For anyone who doesn't know, the entire basis of DND is that you can be anything. You get to make up your entire personality and decide if you want to be primarily wise, strong, charismatic, etc. Your backstory is an open book waiting for your imagination to fill it in. Angry dwarf with a soft spot for music? Sneaky rogue who fights for social justice? Juggling elf with a mean Blueberry pie recipe? It's all fair game. And therein lies the magic.

When I'm playing DND, I'm not confined to my anxiety. I'm only confined by my own imagination. I get to act out everything as if I was my own character and that means I can be a total badass. My character is nothing like me - she's sassy yet kind, apathetic yet adventurous. She has quirks and hobbies that are nothing like mine. She's the farthest thing from the anxious mess that I am. That one day a week when I can gather with other people and pull her out is what I look forward to whenever I'm struggling. I pull from her strength when I need an extra push, and getting to portray her every week is an escape for me.

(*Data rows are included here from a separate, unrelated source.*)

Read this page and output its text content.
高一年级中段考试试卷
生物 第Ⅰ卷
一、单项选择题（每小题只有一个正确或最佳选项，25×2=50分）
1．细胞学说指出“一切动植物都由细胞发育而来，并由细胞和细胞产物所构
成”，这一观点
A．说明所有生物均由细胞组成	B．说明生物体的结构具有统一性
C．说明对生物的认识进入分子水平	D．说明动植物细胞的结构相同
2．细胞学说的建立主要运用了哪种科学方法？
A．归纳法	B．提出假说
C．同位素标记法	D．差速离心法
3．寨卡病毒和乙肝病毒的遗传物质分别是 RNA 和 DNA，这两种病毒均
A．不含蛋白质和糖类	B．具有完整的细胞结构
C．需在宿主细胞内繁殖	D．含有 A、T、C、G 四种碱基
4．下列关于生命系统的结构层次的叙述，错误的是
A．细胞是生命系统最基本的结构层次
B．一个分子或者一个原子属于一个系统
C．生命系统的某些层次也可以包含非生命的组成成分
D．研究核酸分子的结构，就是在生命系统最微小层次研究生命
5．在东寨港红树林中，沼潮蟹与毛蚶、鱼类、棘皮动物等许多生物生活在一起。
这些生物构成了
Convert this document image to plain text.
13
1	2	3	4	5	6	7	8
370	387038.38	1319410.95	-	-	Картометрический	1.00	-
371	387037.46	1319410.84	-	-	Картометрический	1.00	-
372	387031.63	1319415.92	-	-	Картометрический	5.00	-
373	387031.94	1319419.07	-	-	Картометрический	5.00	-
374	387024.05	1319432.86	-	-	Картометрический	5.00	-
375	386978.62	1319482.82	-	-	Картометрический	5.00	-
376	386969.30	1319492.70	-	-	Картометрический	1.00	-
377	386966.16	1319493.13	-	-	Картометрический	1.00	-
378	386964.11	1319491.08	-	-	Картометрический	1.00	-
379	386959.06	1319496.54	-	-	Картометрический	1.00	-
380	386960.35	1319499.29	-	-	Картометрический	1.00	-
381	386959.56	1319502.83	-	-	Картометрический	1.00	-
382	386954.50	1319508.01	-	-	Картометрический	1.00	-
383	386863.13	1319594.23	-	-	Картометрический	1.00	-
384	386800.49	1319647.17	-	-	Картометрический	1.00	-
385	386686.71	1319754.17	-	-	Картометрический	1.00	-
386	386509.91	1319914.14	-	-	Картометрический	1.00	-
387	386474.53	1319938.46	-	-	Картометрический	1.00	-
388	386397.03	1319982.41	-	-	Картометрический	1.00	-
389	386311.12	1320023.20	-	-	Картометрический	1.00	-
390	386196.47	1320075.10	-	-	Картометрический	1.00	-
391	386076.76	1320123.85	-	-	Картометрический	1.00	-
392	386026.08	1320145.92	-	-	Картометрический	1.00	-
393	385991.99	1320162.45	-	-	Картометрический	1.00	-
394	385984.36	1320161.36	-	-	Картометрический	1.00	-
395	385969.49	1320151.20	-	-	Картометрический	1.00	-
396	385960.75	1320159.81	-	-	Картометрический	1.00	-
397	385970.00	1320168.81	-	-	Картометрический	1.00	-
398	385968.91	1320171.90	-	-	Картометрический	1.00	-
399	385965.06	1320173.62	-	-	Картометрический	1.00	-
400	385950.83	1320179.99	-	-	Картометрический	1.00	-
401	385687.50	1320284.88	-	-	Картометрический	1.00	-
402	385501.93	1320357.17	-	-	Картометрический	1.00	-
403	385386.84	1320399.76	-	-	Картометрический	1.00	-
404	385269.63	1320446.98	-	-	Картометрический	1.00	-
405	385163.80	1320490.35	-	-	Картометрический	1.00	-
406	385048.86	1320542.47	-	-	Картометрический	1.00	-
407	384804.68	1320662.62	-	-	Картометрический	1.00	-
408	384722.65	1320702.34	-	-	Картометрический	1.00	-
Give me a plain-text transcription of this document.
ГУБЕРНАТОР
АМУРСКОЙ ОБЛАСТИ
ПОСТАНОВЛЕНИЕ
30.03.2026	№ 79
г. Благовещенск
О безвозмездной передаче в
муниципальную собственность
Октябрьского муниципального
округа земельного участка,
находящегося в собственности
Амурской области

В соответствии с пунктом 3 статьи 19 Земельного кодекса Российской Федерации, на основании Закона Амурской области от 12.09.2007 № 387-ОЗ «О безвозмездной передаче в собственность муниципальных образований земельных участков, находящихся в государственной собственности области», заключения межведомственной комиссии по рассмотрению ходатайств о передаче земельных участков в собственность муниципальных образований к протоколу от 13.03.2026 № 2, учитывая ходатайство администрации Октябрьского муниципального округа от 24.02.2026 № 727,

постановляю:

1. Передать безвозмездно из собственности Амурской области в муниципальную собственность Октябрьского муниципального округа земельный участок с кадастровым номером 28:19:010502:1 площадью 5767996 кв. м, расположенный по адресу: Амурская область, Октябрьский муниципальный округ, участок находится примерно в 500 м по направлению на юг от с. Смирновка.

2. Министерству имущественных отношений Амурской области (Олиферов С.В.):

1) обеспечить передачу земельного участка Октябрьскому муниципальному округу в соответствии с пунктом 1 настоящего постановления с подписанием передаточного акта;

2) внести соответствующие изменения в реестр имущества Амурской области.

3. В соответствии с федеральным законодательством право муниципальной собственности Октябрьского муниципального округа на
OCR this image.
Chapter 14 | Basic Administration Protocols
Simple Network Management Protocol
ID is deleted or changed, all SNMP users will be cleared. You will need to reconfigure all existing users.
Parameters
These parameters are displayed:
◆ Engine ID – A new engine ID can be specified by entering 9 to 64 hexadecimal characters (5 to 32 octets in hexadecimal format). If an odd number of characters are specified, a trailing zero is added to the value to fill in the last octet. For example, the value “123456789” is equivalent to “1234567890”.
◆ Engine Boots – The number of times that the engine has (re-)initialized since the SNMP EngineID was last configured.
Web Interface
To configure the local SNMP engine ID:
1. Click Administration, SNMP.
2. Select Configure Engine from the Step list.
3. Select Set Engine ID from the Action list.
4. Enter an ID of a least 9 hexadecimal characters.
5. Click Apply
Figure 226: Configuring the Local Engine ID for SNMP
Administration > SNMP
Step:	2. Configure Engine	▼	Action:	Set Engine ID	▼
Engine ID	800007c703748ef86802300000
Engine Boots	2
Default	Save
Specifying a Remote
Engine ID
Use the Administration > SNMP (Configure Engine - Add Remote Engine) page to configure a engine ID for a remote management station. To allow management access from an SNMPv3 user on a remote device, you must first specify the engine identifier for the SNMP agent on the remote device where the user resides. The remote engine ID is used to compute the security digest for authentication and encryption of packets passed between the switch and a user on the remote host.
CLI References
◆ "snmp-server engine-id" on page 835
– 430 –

My DND character, Lucinda, has been a teacher to me. Sure, she's fun to play. But she's so much more. She's a reminder that I can be anything. That my character flaws don't define me. That I can be bigger than my doubts and fears. She's a lesson in acting and in perseverance. As long as she exists, my anxiety doesn't. I can fit in better with people and have fun easier. I can escape from the real world and find strength in hers. So while it may be true that DND is a game for nerds, that we gather around and eat terrible food and drink sugary drinks; it's also an escape and a life changing experience. It's overcoming hurdles and putting my anxiety on the back burner so I can be an adventurer, a dancer, a fighter, or anything I want to be. My social anxiety may never fully go away, but I can at least let it dissolve while I role-play... and that's the best thing I could hope for.